Em outro bloco, vêm os grupos mais tradicionais que aproveitaram a época são-joanesca para pôr na praça seus novos lançamentos. Caso do Trio Nordestino, que coroa seus 41 anos de carreira - ainda que apenas o zabumbeiro Coroné seja da formação original - com o álbum Balanço Bom ouvir 30s (Deckdisc/Abril). Não fosse pelos (de novo!) vocais femininos de fundo, o trio seria 100% tradição, sem misturas ou tentativas de melodias pop. Os "novos tradicionais" Targino Gondim e Miltinho Edilberto dizem presente, respectivamente com Ainda Queima e Como Alcançar uma Estrela. O trio é melhor nos forrozinhos de letras marotas (Amor Escondido, Fumacê), em contraposição às músicas de temática romântica (Me Dá Meu Coração, Sem Querer, Gotas de Luar e tantas outras). Bom mesmo é o resgate de um sucesso da formação original, Cochilou o Cachimbo Cai, misturado à faixa-título.

Com 20 anos de carreira, o Trio Virgulino chega em Coração Feliz ouvir 30s (Deckdisc/Abril) com uma sonoridade tão polida e "sulista" que chega a assustar. A produção muito limpinha tira o punch, deixa as limitações melódicas e a repetição de temas (românticos, claro) das letras muito à mostra. Apelam ao populismo em Foi Por Um Triz, com participação do Falamansa, e buscam o referendo da tradição de Dominguinhos, que chega em A Sorte é Cega. Miltinho Edilberto retorna, cedendo Não Tenha Medo.
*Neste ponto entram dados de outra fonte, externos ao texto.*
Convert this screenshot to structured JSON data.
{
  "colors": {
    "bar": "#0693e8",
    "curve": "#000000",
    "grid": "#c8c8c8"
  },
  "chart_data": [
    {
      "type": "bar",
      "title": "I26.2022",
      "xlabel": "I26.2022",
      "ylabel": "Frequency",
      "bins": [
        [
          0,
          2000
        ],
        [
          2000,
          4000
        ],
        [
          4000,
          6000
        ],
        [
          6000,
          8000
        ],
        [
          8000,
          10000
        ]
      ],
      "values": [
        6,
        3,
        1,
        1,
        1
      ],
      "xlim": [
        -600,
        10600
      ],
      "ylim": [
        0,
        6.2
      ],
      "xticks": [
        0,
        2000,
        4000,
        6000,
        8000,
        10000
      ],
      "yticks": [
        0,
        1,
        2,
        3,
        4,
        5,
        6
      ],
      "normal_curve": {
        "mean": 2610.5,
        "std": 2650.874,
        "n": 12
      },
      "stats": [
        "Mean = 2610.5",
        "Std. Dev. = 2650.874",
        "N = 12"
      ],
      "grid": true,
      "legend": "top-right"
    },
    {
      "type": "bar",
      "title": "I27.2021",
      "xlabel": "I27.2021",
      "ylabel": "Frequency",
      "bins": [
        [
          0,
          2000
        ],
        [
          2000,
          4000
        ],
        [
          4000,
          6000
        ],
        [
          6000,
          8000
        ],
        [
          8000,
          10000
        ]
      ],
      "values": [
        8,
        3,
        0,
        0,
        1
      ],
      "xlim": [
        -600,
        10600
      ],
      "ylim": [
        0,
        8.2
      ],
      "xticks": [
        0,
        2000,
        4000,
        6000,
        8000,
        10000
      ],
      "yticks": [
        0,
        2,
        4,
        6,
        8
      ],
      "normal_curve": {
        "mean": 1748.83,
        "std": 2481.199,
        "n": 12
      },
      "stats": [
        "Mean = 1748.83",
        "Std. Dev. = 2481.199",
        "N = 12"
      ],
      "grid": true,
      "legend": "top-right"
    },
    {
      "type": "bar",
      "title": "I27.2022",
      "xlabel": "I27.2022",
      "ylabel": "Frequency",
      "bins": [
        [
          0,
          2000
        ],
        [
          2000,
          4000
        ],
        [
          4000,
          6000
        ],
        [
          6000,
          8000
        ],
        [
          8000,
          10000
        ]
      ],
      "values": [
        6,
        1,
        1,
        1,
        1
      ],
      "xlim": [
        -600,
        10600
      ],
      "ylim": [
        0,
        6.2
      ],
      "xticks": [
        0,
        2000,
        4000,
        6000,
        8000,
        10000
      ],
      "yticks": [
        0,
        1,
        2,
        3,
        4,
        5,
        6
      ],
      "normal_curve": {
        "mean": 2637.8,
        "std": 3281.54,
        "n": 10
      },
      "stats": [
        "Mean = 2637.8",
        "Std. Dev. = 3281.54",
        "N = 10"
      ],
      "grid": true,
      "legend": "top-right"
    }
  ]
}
Resumindo a história, eles fazem o básico do bate-coxa; não fariam feito na Feira de São Cristóvão, mas ficam indefinidos entre a poeira subindo e a sedução do asfalto.

Diante desse panorama nem sempre animador, melhor mesmo é ficar com o álbum ao vivo de Luiz Gonzaga (o arrepiante Volta Pra Curtir ouvir 30s , BMG, recém-laureado com disco de ouro) ou mesmo com a eterna honestidade de Dominguinhos, com Lembrando de Você ouvir 30s. Não há gato possível a se comprar debaixo dessas duas lebres.